On Wed, 16 Sep 1998, Richard Sims wrote:

> >> We had a situation with one puny C20 with 256MB of memory where they had
> >> architected the application to write images files (50K to 200K each)
> >> into one single directory.  Unfortunately, they tracked around 1.5
> >> million files in a 90 day period.
> >
> >I believe the extremely poor performance was due to a design problem
> >with JFS.   We've battled with this.   We think it's due to an in-core
> >i-node table being filled.   We found that when the number of files
> >in a single directory exceeds the size of this table (the size of the
> >table is computed at boot time based on the amount of physical memory)
> >reading i-nodes will peg the CPU and take a looooooong time.
>
> >We opened a crit-sit (critical situation) with IBM because of a new
> >application which will have 1.5 million files in one directory.

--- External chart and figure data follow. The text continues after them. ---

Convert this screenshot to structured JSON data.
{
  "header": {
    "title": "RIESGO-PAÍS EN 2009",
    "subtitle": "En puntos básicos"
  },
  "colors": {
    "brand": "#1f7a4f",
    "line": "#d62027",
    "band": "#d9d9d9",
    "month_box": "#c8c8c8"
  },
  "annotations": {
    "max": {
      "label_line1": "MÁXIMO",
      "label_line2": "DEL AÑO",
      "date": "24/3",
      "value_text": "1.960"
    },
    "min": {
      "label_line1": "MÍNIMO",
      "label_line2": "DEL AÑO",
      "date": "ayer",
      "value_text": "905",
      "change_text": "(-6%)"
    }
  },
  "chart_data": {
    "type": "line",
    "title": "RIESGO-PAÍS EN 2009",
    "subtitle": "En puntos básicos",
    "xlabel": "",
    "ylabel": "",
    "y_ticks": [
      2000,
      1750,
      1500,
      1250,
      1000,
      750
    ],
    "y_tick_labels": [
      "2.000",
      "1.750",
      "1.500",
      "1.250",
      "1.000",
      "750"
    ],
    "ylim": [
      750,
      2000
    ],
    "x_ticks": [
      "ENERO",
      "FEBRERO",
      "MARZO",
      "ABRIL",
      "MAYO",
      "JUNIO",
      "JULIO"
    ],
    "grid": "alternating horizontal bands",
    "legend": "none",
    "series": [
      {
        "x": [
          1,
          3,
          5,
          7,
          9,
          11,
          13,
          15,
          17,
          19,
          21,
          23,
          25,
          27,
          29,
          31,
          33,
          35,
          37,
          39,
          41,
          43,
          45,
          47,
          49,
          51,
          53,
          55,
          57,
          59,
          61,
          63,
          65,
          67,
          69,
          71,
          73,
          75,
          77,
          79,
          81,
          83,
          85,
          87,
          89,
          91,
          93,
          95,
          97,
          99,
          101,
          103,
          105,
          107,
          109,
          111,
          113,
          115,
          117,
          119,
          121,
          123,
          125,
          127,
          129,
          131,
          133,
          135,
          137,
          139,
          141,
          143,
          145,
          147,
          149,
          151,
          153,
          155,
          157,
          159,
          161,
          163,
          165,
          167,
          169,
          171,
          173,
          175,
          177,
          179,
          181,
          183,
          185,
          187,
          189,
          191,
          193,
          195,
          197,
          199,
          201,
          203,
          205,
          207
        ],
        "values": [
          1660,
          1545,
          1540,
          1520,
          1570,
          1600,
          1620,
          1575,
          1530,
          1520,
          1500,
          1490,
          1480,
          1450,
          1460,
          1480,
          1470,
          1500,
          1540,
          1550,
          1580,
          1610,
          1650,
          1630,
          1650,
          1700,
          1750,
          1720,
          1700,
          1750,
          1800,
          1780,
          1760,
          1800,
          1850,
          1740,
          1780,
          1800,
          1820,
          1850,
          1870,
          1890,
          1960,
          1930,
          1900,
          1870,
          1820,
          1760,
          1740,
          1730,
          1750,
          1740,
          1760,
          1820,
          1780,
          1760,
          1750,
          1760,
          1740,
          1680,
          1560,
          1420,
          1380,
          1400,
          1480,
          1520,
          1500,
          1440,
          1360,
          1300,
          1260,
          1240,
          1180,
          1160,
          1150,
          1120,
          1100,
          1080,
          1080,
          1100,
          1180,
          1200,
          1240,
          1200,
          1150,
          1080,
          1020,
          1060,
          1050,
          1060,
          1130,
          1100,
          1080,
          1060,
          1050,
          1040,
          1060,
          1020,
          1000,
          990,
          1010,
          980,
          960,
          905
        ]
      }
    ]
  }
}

> >Their only solution so far is to either rewrite the application or
> >buy a Sun.
>
> This is an old issue which comes up about every two months on the List.
> It's not an exotic problem, but merely that traditional file system 
> directories
> are primitive data structures which are extremely inefficient and bog down
> when you attempt to keep more than about a thousand files in a single
> directory.  That's why there are subdirectories.  Try to have your directory
> structure similar to an equilateral triangle and you will enjoy much better
> performance.  And, no, buying a Sun is not the solution: I know from
> experience that the same situation applies there.
>
> Rather than take up the issue with IBM, it would be more appropriate to take
> it up with the people who mis-designed the application which tries to keep
> such an unreasonable number of files within one directory level - they don't
> seem to have the benefit of experience to appreciate the impact that has.
> A conventional directory is not a database: it performs poorly if you attempt
> to use it as such.
>
>   Richard Sims, Boston University OIT
>
>